AI Agent Memory: Short-Term, Long-Term, and Episodic
Advertisement
I spent the better part of a month debugging an AI agent that kept "forgetting" critical context mid-task. The agent would retrieve the right documents, plan the right steps, and then — three tool calls later — ask for information it had already been given. The root cause was not the model. It was that I had never properly designed the memory layer. That gap between "model can do this" and "system reliably does this" is where most production agents fall apart, and it comes down to how you handle memory.
This is a technical breakdown of the three memory types every LLM agent needs, how to implement each one, and where the tradeoffs actually bite you.
Why Memory Matters More Than the Model
The standard narrative is that AI agents fail because the underlying model is not smart enough. That is rarely the problem in 2025. The models are capable. The problem is that most agents are essentially amnesiac — they can only see what fits in the current context window, and they have no structured way to recall what happened in previous sessions or retrieve knowledge stored outside the prompt.

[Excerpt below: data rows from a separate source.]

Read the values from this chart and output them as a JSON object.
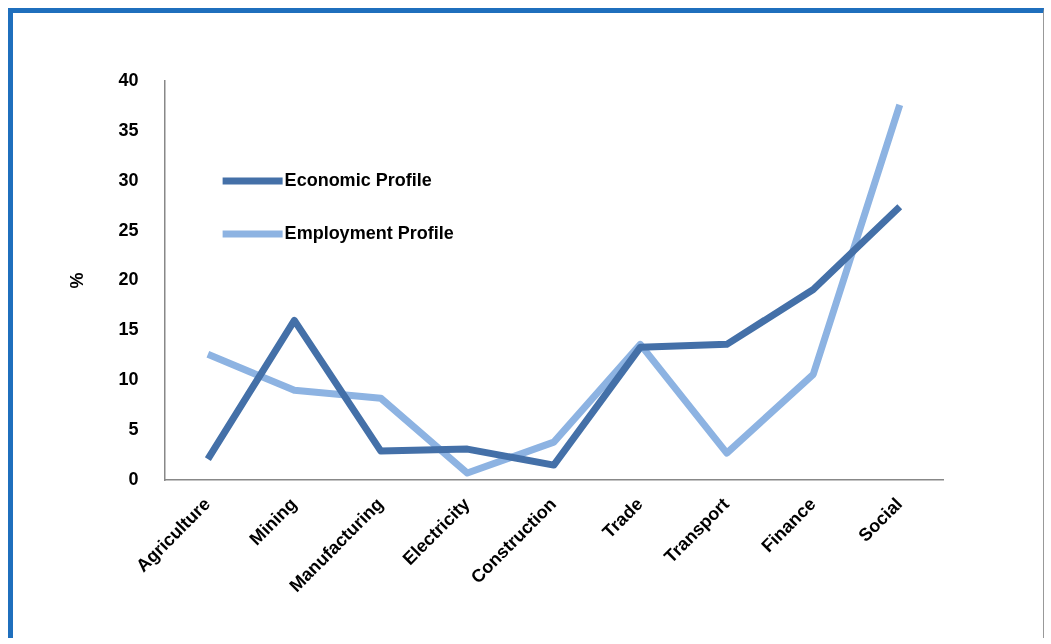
{
  "chart_data": {
    "type": "line",
    "ylabel": "%",
    "categories": [
      "Agriculture",
      "Mining",
      "Manufacturing",
      "Electricity",
      "Construction",
      "Trade",
      "Transport",
      "Finance",
      "Social"
    ],
    "series": [
      {
        "name": "Economic Profile",
        "color": "#4470a8",
        "values": [
          2.1,
          16,
          2.9,
          3.1,
          1.5,
          13.3,
          13.6,
          19.1,
          27.4
        ]
      },
      {
        "name": "Employment Profile",
        "color": "#8db3e2",
        "values": [
          12.6,
          9.0,
          8.2,
          0.7,
          3.8,
          13.6,
          2.7,
          10.6,
          37.6
        ]
      }
    ],
    "ylim": [
      0,
      40
    ],
    "yticks": [
      0,
      5,
      10,
      15,
      20,
      25,
      30,
      35,
      40
    ],
    "grid": false,
    "legend": "top left",
    "marker": "none",
    "line_style": "solid"
  }
}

Think about what you actually need from a useful agent. It should know what it was told earlier in the conversation. It should be able to recall facts from external knowledge bases without those facts being permanently baked into the prompt. And for a long-running assistant, it should remember what happened last Tuesday when you pick up the conversation again today. Those three requirements map exactly to the three memory types: short-term, long-term, and episodic.
Getting these wrong is expensive. A context window stuffed with irrelevant history is slow and costs more per call. A retrieval system that surfaces the wrong documents produces confident wrong answers. An agent that starts every session from zero cannot build the kind of trust that makes it actually useful over time.
The Three Memory Types
Short-Term Memory: The Context Window
Short-term memory in an LLM agent is the context window — everything the model can see right now. As of late 2025, frontier models range from 128K to 1M tokens, which sounds like a lot until you start adding tool schemas, retrieved documents, conversation history, and system prompts. In practice, most production agents operate effectively in the 8K–32K range per call, because loading the full window is slow and expensive.

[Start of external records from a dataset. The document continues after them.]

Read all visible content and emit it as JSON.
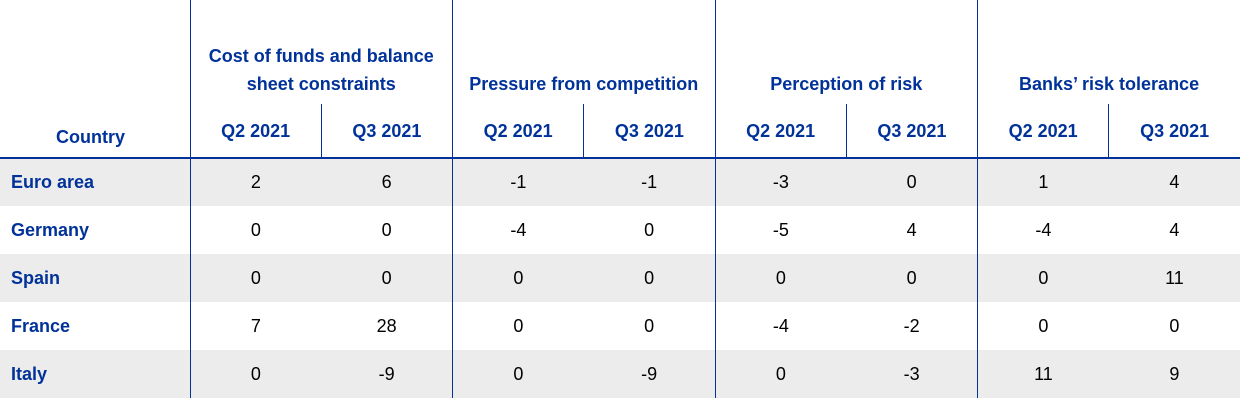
{
  "table": {
    "country_header": "Country",
    "groups": [
      "Cost of funds and balance sheet constraints",
      "Pressure from competition",
      "Perception of risk",
      "Banks’ risk tolerance"
    ],
    "subheaders": [
      "Q2 2021",
      "Q3 2021",
      "Q2 2021",
      "Q3 2021",
      "Q2 2021",
      "Q3 2021",
      "Q2 2021",
      "Q3 2021"
    ],
    "rows": [
      {
        "country": "Euro area",
        "values": [
          "2",
          "6",
          "-1",
          "-1",
          "-3",
          "0",
          "1",
          "4"
        ]
      },
      {
        "country": "Germany",
        "values": [
          "0",
          "0",
          "-4",
          "0",
          "-5",
          "4",
          "-4",
          "4"
        ]
      },
      {
        "country": "Spain",
        "values": [
          "0",
          "0",
          "0",
          "0",
          "0",
          "0",
          "0",
          "11"
        ]
      },
      {
        "country": "France",
        "values": [
          "7",
          "28",
          "0",
          "0",
          "-4",
          "-2",
          "0",
          "0"
        ]
      },
      {
        "country": "Italy",
        "values": [
          "0",
          "-9",
          "0",
          "-9",
          "0",
          "-3",
          "11",
          "9"
        ]
      }
    ]
  }
}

Short-term memory is fast and zero-latency — whatever is in the context is immediately available to the model. The downside is that it does not persist. When the call ends, it is gone.
Long-Term Memory: Vector Stores and Knowledge Bases
Long-term memory is external storage that the agent can query. The most common implementation is a vector database: you embed documents, code, facts, or previous outputs as dense vectors, and the agent issues semantic search queries to retrieve the most relevant chunks at runtime.

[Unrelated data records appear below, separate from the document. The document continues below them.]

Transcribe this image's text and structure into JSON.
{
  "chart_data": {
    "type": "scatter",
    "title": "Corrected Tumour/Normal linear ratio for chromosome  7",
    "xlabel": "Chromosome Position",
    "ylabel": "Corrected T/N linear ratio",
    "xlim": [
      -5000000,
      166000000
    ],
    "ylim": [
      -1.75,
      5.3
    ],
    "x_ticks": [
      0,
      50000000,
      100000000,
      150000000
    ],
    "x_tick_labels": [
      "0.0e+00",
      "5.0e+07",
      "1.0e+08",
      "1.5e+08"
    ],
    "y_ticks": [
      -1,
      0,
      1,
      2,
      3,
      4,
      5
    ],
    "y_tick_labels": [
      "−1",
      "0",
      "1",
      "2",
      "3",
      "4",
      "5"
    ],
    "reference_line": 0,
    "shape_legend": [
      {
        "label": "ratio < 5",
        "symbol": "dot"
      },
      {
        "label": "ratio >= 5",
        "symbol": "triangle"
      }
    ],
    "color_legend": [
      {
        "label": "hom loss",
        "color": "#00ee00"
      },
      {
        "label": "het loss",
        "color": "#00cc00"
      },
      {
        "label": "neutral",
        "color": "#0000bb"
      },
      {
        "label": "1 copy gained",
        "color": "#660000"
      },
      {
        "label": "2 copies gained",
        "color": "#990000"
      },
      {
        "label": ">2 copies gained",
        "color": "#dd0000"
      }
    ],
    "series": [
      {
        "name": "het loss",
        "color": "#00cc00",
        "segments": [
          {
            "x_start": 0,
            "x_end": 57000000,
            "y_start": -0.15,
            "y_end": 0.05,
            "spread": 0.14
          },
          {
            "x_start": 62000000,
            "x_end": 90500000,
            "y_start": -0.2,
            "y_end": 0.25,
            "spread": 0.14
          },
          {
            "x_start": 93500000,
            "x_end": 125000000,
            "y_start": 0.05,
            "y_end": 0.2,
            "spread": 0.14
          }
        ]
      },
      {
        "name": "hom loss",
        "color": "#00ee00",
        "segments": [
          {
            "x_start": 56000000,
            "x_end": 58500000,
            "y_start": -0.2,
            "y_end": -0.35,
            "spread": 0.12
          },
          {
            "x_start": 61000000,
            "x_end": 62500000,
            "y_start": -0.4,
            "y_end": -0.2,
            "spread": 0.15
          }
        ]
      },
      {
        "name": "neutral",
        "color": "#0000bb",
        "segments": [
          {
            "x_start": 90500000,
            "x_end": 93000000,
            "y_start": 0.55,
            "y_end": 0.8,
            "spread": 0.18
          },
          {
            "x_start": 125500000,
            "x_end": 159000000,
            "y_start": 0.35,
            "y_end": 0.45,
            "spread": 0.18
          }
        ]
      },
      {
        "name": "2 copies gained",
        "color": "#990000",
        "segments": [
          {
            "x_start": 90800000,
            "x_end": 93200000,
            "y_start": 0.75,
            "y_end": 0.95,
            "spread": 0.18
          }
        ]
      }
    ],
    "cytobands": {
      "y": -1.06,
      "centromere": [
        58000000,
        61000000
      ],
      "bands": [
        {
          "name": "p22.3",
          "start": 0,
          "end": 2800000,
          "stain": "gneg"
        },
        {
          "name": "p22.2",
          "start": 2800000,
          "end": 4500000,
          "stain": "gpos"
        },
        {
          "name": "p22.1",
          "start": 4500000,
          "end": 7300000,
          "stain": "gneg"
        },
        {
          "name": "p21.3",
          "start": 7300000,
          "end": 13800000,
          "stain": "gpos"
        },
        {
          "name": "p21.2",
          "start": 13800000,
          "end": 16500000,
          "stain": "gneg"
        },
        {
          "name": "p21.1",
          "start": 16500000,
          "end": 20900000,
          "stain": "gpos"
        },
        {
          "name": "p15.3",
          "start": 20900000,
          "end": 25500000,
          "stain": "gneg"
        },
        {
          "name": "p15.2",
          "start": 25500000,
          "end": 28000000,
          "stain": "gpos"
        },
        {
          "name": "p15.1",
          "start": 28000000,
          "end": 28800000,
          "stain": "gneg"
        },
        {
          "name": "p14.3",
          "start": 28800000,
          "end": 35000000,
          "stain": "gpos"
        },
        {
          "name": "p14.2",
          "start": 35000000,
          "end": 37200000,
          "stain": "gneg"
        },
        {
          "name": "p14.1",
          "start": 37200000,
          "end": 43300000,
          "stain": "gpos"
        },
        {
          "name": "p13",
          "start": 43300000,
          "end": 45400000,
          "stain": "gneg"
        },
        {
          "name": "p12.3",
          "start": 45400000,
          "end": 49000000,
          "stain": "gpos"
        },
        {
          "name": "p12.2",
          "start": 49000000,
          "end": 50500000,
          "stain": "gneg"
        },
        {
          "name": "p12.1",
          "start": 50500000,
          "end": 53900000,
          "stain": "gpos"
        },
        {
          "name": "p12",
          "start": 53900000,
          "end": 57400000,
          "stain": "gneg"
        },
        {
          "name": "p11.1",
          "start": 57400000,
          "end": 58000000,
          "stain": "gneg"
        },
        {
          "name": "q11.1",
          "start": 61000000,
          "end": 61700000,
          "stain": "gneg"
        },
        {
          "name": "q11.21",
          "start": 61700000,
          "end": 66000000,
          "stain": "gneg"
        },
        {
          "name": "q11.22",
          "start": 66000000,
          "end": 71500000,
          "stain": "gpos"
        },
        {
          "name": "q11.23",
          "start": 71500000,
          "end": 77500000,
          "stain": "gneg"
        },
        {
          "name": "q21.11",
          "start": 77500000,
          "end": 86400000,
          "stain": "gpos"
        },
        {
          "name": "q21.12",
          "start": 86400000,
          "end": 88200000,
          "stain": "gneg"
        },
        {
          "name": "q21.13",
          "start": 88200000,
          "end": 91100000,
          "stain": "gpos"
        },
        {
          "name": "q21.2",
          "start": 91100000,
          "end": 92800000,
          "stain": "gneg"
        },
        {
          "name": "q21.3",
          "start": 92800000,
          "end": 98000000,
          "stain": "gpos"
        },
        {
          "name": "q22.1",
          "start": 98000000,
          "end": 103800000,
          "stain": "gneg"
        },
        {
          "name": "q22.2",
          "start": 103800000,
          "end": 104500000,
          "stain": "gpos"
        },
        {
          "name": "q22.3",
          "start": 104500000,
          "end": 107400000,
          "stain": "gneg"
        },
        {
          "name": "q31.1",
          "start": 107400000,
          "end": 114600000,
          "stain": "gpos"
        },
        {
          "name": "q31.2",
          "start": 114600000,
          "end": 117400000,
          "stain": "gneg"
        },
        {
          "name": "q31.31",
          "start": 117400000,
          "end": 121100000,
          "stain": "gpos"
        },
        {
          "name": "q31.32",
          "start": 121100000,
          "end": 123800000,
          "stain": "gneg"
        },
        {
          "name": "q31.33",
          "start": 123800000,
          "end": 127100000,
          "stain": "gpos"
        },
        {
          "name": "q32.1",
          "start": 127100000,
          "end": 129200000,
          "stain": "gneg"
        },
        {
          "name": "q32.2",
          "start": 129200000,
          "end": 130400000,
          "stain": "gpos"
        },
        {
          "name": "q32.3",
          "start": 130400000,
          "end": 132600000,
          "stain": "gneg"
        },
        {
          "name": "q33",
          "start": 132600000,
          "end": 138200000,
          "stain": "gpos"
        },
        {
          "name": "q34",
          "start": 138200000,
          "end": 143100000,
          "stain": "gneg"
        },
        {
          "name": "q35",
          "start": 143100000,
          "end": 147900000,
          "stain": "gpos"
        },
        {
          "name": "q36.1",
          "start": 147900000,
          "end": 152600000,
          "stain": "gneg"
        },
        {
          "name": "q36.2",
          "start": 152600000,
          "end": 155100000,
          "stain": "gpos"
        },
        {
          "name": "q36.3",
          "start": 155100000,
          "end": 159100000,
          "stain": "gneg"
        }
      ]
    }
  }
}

Long-term memory persists indefinitely and scales to millions of documents. The cost is retrieval latency and retrieval quality — you are only ever getting the top-k most similar results, and if those results are not the right ones, the agent proceeds with wrong context. Retrieval precision is the core engineering problem here.
Episodic Memory: Conversation History and Session Persistence
Episodic memory is the agent's record of what happened across sessions. It answers the question "what did we discuss last time?" It is distinct from long-term memory because it is ordered, session-scoped, and often includes the agent's own reasoning and actions, not just factual content.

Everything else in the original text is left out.